Do you seem to spend most of your time trying to back out of commitments you can't believe you made the first place? Do you tend to say yes when someone asks for a ride to somewhere that's not on your way home, or agree to write an extra report at work when you're already swamped?

Make no mistake: saying yes when you really want to say no can be the bane of your life. But this behaviour is esentially a habit, and habits can be broken. It'll take a firm resolve and some persistence, but it can be done.

Here's how.

Think before you say yes

Many people find themselves automatically saying yes to almost any demand made of them. From "do you have a minute?" to "can you help me find my socks?" - there are millions of routine requests for help aimed directly at

the people who always say yes.

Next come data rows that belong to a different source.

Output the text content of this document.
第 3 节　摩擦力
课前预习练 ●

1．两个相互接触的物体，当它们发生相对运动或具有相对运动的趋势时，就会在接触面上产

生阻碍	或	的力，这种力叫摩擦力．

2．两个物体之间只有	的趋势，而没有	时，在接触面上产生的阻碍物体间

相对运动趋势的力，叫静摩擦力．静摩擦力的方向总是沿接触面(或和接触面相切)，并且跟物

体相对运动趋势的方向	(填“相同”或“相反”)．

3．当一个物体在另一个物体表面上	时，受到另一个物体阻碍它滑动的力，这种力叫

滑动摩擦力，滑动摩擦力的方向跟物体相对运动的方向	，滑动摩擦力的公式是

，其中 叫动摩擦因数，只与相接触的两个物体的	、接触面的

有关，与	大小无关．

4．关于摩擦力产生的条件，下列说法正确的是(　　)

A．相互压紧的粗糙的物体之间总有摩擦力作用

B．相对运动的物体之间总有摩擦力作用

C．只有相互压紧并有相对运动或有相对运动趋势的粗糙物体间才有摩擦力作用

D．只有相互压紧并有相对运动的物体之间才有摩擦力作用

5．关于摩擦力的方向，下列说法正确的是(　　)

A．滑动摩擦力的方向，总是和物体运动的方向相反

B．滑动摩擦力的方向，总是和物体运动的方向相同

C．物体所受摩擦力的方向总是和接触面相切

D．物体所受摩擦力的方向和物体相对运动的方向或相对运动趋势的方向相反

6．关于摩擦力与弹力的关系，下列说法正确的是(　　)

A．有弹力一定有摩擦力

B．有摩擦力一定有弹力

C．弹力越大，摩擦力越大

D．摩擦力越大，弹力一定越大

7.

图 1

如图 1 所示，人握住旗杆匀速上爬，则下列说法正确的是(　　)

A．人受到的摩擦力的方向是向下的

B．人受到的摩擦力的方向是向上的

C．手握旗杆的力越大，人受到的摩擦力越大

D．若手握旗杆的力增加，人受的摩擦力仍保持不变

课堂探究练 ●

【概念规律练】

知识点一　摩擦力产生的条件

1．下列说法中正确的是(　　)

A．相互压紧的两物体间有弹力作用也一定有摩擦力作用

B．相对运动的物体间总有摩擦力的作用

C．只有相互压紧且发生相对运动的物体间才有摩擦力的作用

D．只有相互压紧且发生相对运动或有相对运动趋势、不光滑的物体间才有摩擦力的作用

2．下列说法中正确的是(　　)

And you know why?

Because they've established a reputation throughout their circles of friends and colleagues for being "helpful" and "available". Of course, another way of describing a person who demonstrates this automatic and indiscriminate helping behaviour is as a "pushover"!

But you can stop automatically saying yes when all and sundry come to you with their special needs. The key is to force yourself to hesitate. Bite your tongue and take a deep breath. Allow yourself a few seconds to actually ponder the nature of the request. DO you want to agree to this proposal, or is your stomach churning at the thought, while a voice inside your head screams 'PLEASE - SAY NO!"

Listen to your reaction. If you don't want to say yes, weigh up the pros and cons of the situation. If saying no is going to trash a friendship forever or get you fired, you might want to consider answering in the affirmative this once. But if saying yes will tie you down to wasting an

entire precious day of your weekend with someone you don't even particularly like, it's time to learn to use the 'n' word.

So how do I actually say no?

Because you've fallen into the habit of saying yes, you're now faced with the task of re-educating everyone you know about what to expect of you. For a long time, you've been the first port of call when someone needs a hand or some moral support. In a way, you can't blame your friends and

colleagues for making the assumption that you're permanently available. After all, that's what you've taught them to expect. Until now.

Start letting people know that you're actually a lot busier than you've been letting on. For instance, when Deidre from Accounts drops by and asks if you're free to spend Saturday afternoon going shopping, look her in the eye, smile brightly, and say:

"Sorry, I've already got plans. I've got so much to do this weekend, I don't know how I'm going to fit it all in."

By the time you've run just about any variation on this approach past the people you'd rather say no to, they will realize that maybe you're NOT quite so available, and move onto the next easy target. The more persistent time-wasters might try to coerce you into saying yes a couple more times,

but stick to your guns and they too will eventually lose interest.

Remember, these demanding people are selfishly gobbling up your most precious possessions: your time and energy. Once you've got the hang of replacing your automatic yes answer with a more realistic response, you'll find that you have your life back again. Just imagine your new future:

having time to spend with those you love, and no more feelings of anger and guilt as you stop wasting your spare time with those people who liked you so much better when you couldn't say no.